Meine Begeisterung ...

Lange mussten wir warten auf den zweiten Wurf des Trios Lutz/Wilhelm/Kellerhoff. Ihr gemeinsames Debüt gaben sie mit „Die Tote im Wannsee“ (2018) und nun geht es weiter mit „Teufelsberg“.
Meine Begeisterung hält an, denn wieder werden wir zurückversetzt ans Ende der 60er Jahre nach West-Berlin und auch Kommissar Wolf Heller ist wieder der Ermittler der Stunde. Dieses Mal wird die Frau eines Richters erwürgt. Das brisante daran: die Tote war Jüdin. Auch die jüdische Gemeinde wird bedroht und Wolf Heller muss schnell und umsichtig handeln um das Schlimmste zu verhindern, denn die Nichte der Toten wird auch noch entführt!
Spannend ist es wieder und auch wenn ich mich wiederhole. Hier haben die drei Autoren wieder ein großartiges Zeitportrait geliefert das als Kulisse für den Krimifall dient. Die Gefühlslage der Stunde wird hier großartig transportiert. Und erschreckend sind die Parallelen zu heute.
Die Charaktere sind schlüssig und rund, so mancher kantig und rau, macht das Personalkabinett sehr lesenswert.
Auch wenn hier wieder 3 Autoren am Werk waren, es ist rund, liest sich gut wie aus einer Hand geschöpft.

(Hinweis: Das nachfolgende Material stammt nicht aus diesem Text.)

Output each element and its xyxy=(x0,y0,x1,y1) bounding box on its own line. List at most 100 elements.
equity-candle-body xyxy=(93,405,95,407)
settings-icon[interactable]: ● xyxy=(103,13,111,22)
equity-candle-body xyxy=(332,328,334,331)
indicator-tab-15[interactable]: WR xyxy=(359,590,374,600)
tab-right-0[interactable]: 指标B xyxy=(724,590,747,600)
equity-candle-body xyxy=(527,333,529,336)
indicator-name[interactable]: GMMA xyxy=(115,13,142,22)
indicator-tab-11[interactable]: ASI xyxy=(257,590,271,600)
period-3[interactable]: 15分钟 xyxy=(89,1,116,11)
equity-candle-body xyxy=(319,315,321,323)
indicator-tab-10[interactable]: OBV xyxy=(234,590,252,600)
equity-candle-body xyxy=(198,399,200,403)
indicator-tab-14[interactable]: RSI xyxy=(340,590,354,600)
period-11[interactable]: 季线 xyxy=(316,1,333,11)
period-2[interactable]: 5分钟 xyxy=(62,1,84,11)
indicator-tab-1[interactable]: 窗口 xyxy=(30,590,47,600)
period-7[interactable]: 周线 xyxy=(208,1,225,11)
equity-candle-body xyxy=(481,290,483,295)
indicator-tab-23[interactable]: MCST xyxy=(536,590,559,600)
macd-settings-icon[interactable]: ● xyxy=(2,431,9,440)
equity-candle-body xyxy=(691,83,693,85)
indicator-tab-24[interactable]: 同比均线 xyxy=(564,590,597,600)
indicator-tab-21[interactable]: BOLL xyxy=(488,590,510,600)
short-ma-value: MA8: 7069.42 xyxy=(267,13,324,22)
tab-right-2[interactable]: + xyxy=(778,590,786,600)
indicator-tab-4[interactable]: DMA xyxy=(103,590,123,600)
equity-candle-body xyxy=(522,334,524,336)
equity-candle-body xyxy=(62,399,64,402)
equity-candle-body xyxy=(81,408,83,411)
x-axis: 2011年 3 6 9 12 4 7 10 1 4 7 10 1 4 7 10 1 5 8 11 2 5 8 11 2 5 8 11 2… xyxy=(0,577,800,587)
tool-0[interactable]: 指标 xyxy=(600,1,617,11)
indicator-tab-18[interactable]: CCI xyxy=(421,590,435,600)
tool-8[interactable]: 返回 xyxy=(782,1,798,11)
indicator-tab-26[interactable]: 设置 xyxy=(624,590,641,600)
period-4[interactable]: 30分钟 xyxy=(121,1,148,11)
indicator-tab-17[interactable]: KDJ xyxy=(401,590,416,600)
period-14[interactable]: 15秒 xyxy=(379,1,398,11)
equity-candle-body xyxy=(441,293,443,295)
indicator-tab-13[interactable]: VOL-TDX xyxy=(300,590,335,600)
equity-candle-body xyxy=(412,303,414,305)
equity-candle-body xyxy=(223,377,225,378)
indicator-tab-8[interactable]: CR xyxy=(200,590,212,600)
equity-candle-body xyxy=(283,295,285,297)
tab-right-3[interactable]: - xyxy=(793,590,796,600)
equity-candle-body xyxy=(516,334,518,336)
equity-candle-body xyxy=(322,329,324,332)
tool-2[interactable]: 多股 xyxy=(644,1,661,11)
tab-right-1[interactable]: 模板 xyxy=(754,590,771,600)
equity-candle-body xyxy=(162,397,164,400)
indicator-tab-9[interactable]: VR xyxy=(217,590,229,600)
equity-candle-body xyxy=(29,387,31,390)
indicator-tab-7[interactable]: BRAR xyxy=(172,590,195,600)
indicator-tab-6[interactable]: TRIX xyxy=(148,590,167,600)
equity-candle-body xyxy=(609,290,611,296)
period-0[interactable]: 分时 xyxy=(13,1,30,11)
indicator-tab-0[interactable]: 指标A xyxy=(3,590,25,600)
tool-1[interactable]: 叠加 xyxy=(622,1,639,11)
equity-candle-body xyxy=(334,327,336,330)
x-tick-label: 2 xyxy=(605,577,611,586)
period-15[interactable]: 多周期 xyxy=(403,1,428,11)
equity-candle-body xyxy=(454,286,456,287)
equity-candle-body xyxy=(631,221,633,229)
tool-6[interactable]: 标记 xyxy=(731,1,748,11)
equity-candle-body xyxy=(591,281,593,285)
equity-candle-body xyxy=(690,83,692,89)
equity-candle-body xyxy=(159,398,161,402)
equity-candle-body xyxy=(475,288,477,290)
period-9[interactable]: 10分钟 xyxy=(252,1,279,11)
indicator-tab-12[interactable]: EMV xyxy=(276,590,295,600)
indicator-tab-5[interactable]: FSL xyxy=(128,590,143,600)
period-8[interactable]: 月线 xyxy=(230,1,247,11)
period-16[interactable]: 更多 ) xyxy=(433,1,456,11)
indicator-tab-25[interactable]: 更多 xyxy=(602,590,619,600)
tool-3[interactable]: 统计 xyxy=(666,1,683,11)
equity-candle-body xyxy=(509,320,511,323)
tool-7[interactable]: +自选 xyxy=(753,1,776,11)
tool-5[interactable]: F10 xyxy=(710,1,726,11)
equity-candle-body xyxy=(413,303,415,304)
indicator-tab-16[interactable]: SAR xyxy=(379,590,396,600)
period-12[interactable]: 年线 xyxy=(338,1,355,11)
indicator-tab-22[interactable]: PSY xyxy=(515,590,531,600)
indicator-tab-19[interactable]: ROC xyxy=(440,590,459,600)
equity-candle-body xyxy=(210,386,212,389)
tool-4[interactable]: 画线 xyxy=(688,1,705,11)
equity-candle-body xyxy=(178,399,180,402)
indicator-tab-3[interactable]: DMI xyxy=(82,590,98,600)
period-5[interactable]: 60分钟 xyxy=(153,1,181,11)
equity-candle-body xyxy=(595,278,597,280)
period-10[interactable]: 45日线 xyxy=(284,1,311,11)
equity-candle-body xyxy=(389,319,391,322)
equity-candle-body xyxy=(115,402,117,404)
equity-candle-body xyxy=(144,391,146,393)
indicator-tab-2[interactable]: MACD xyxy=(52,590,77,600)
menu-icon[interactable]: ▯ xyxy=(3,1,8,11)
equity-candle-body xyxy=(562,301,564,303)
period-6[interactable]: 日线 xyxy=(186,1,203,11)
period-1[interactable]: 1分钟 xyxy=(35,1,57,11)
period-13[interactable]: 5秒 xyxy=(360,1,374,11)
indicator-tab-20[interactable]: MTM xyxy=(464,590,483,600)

Spannend, rasant und auch tiefgründig wird es ab und an. Alles drin um niveauvoll unterhalten zu werden aus meiner Sicht.
Mein Fazit bleibt unverändert zu dem des ersten Falls: Ein Muss für alle ehemaligen West-Berliner und für Krimi-Fans, die es mögen, wenn das Buch mehr zu bieten hat als einen Fall zu lösen.